Resovling policy enabled objects with Unity 2.0

· June 14, 2010

I had the opportunity to use Unity and Enterprise Libarary in my current project. On of the really cool features of Enterprise Library (and most Dependency Injection frameworks) is the support for Aspect Oriented Programming. It’s a really neat way of handling the cross-cutting concerns in your application.

I was therefore very surprised when I had a really hard time to get, what I thought was simple, the following scenario to work:

I want the objects that I resolve to be “policy enabled” – i.e. configured in such a way that I can add policies in the configuration that can be picked up later and applied to the resolved objects.

That is, it was hard in Enterprise Library 4.1 and Unity 1.2. I had to scan the net and put together a solution of my own. It was a mix of extension methods, wrappers and some low-level enterprise library tweaking. You know, the kind of code that doesn’t make you feel proud after you wrote it.

And then Unity 2.0 and Enterprise Library was released. All my problems gone! Everything is simple and the sun is always shining. … Not quite – the scenario I was looking for was a bit tricky still. But the solution a lot cleaner.
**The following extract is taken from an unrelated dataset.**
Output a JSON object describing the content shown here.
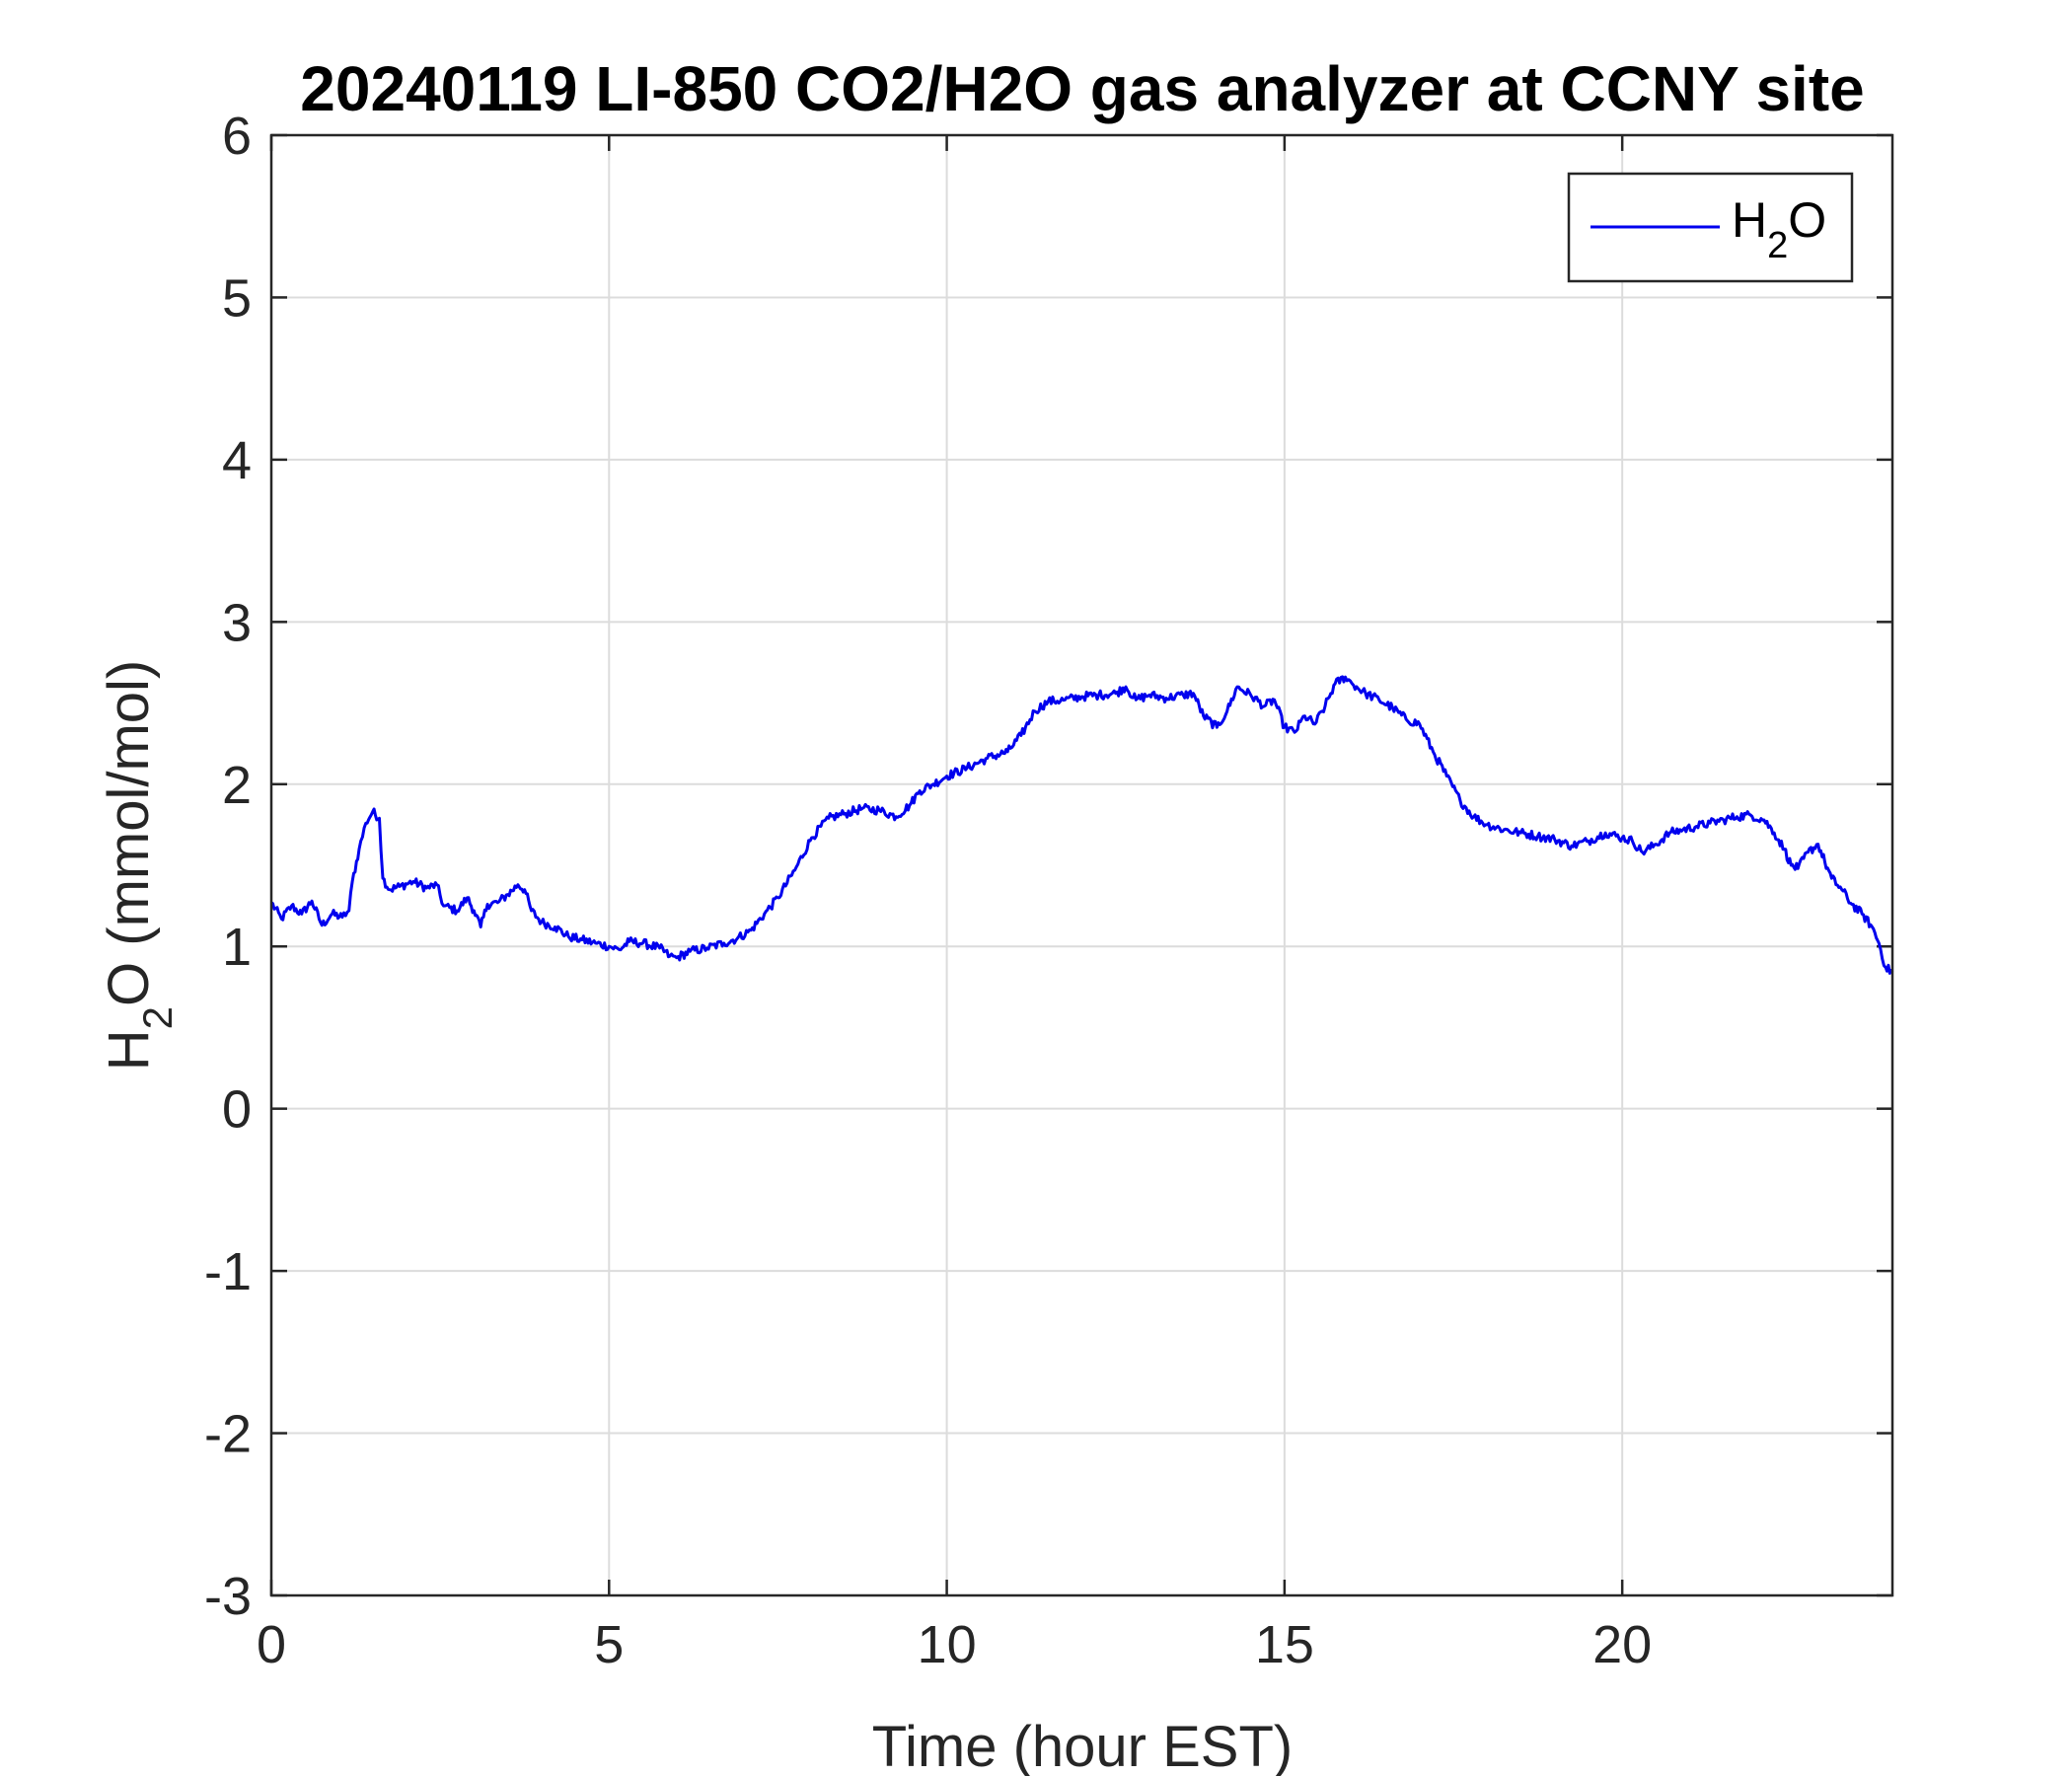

I asked a question about in on both StackOverflow and in the Unity Community and soon got an answer. In the unity thread I’ve posted a complete code example of the solution.

In short the answer was to add an extension called EnterpriseLibraryCoreExtension, like this:

_container.AddNewExtension<EnterpriseLibraryCoreExtension>();

Using this extension will instruct Unity to pick up my configuration with, in this example, the policies and apply them to the resolved object.